Collision with terrain involving Kawasaki KH-4, VH-BEU, 24 km north of Katherine Tindal Airport, Northern Territory on 11 September 2024

Investigation summary

What happened

On the afternoon of 11 September 2024, the pilot of a Kawasaki 47GB3‑KH4, registered VH‑BEU and operated by Katherine Helicopters, was conducting a scenic flight over Nitmiluk (Katherine) Gorge, Northern Territory with 2 passengers on board. 

About 13 minutes into the flight, while entering the mouth of the gorge, the pilot reported experiencing an engine power loss and lack of response from the engine. Due to inhospitable terrain in the area, the pilot identified a clear landing spot some distance away and attempted a forced landing at that location, during which time the aircraft collided with terrain.

The pilot and both passengers were uninjured in the incident, however, the aircraft was substantially damaged.

What the ATSB found

Several possibilities were considered during the investigation in relation to the reported engine power loss. While the ATSB did not conduct a physical inspection of the engine in this instance, a post‑incident inspection revealed that a large crack had developed in the engine exhaust pipework. Being a turbocharged engine, the escape of exhaust gases through the crack during operation has likely resulted in an engine power loss during flight due to the loss of boost pressure.
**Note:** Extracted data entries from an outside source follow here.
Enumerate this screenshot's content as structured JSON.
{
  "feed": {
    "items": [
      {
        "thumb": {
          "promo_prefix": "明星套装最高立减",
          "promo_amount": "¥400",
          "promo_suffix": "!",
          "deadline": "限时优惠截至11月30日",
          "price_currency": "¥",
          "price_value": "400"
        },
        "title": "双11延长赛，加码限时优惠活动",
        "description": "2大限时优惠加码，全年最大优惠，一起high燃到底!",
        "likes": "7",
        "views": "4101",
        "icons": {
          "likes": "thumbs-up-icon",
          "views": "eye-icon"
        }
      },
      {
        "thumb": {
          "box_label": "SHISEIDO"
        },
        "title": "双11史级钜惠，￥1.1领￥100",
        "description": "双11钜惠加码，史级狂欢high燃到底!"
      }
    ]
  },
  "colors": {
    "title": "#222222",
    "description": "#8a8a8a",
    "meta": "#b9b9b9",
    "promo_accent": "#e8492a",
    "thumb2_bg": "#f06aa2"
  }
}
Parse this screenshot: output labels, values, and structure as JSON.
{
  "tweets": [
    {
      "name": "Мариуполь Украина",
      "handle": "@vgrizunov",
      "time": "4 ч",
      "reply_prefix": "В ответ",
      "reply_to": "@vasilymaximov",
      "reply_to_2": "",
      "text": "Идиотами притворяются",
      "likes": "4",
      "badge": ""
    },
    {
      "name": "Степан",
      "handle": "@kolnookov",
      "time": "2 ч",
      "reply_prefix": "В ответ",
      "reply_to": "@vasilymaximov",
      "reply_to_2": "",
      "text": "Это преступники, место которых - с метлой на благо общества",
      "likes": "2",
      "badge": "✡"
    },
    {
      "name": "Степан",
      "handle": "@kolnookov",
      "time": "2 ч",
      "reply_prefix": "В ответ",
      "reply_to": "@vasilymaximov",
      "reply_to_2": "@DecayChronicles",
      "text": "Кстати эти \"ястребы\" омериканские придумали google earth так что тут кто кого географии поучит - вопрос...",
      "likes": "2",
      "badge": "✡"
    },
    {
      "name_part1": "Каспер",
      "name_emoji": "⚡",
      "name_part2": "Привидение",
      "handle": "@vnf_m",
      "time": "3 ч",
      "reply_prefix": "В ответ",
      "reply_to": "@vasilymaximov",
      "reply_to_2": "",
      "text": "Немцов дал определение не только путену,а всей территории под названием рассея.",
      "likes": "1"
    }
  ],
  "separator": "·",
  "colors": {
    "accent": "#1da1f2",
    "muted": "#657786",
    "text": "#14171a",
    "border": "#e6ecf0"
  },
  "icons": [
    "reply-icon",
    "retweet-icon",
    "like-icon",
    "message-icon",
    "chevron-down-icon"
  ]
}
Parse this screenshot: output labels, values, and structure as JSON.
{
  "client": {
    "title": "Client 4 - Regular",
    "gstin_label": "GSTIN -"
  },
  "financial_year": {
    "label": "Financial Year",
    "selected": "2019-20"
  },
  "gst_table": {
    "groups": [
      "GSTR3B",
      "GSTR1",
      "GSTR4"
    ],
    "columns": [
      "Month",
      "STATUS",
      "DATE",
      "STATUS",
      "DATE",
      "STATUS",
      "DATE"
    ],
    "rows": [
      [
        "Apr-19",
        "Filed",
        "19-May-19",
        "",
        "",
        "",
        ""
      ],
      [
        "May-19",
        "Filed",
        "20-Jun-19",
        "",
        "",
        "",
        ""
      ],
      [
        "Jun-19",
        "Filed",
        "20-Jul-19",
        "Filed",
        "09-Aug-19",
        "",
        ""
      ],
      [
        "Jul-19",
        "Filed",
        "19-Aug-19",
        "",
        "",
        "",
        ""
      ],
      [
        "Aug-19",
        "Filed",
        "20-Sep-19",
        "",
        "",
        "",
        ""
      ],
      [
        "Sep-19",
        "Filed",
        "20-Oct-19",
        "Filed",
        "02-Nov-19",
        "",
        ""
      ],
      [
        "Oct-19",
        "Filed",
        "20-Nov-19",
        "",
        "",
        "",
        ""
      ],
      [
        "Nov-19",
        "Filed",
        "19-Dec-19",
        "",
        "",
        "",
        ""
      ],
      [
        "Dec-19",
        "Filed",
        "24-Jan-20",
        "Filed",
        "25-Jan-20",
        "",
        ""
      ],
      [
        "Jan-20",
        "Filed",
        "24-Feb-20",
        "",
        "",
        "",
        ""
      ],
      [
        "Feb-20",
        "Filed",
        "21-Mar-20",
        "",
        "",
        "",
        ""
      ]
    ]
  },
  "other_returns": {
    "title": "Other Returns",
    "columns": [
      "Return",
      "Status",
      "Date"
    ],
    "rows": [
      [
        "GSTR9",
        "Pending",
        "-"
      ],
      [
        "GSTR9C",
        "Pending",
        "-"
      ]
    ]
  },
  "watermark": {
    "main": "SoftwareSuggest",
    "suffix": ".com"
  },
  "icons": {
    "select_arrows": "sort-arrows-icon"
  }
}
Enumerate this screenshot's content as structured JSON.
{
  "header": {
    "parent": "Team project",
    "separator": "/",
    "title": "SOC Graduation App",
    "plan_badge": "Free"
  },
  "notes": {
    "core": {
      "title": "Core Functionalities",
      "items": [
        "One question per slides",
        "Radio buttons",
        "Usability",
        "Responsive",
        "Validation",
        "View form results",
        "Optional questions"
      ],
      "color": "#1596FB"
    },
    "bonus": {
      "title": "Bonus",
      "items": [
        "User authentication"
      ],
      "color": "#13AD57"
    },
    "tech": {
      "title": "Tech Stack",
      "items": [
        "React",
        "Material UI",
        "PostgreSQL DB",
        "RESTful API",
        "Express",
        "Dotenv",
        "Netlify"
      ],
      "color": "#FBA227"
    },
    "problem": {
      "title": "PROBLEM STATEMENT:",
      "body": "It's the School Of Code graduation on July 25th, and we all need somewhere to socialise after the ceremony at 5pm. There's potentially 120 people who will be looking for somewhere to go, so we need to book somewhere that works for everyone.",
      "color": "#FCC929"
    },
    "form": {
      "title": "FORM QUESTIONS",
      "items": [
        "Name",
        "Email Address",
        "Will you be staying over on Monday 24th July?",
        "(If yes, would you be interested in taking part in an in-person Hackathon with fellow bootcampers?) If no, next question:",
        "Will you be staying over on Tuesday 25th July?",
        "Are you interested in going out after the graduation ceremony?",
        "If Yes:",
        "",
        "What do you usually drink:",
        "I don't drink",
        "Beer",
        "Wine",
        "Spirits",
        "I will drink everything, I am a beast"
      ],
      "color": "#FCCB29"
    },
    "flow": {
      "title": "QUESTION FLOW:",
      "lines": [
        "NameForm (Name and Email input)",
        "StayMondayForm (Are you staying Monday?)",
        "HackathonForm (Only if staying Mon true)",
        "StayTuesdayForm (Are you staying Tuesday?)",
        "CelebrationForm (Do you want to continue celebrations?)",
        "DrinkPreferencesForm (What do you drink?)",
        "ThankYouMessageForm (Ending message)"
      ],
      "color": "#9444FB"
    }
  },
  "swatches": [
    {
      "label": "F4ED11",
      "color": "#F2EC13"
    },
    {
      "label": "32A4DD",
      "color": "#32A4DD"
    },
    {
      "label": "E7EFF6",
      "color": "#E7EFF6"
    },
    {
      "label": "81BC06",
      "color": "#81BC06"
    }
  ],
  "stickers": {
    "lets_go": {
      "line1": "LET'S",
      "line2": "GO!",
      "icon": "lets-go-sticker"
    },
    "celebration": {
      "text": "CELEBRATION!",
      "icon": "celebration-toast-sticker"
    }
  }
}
The ATSB also identified that the pilot was unable to cushion the landing during termination of the autorotation, likely due to low main rotor RPM, resulting in the helicopter colliding with terrain.

Safety message

Helicopter operations over harsh terrain offer limited safe emergency landing options. Autorotation to a suitable area in such circumstances requires accurate helicopter positioning and energy maintenance (airspeed and rotor RPM). This makes thorough and regular training in emergency procedures crucial for pilots operating in these demanding environments. The prompt action taken by the pilot, in identifying a suitable landing site, was instrumental in ensuring the safety of all personnel on board.

The investigation

Decisions regarding the scope of an investigation are based on many factors, including the level of safety benefit likely to be obtained from an investigation and the associated resources required. For this occurrence, a limited-scope investigation was conducted in order to produce a short investigation report, and allow for greater industry awareness of findings that affect safety and potential learning opportunities.

The occurrence

On 11 September 2024, the pilot of a Kawasaki Heavy Industries 47GB3‑KH4, registered VH‑BEU and operated by Katherine Helicopters, was conducting scenic flights over Nitmiluk (Katherine) Gorge, Northern Territory.

During the morning, the pilot conducted the required daily checks on the helicopter and completed a passenger flight over the gorge (Figure 1). After returning to base, the pilot refuelled the helicopter and completed short, uneventful ferry flights to Katherine Museum and return.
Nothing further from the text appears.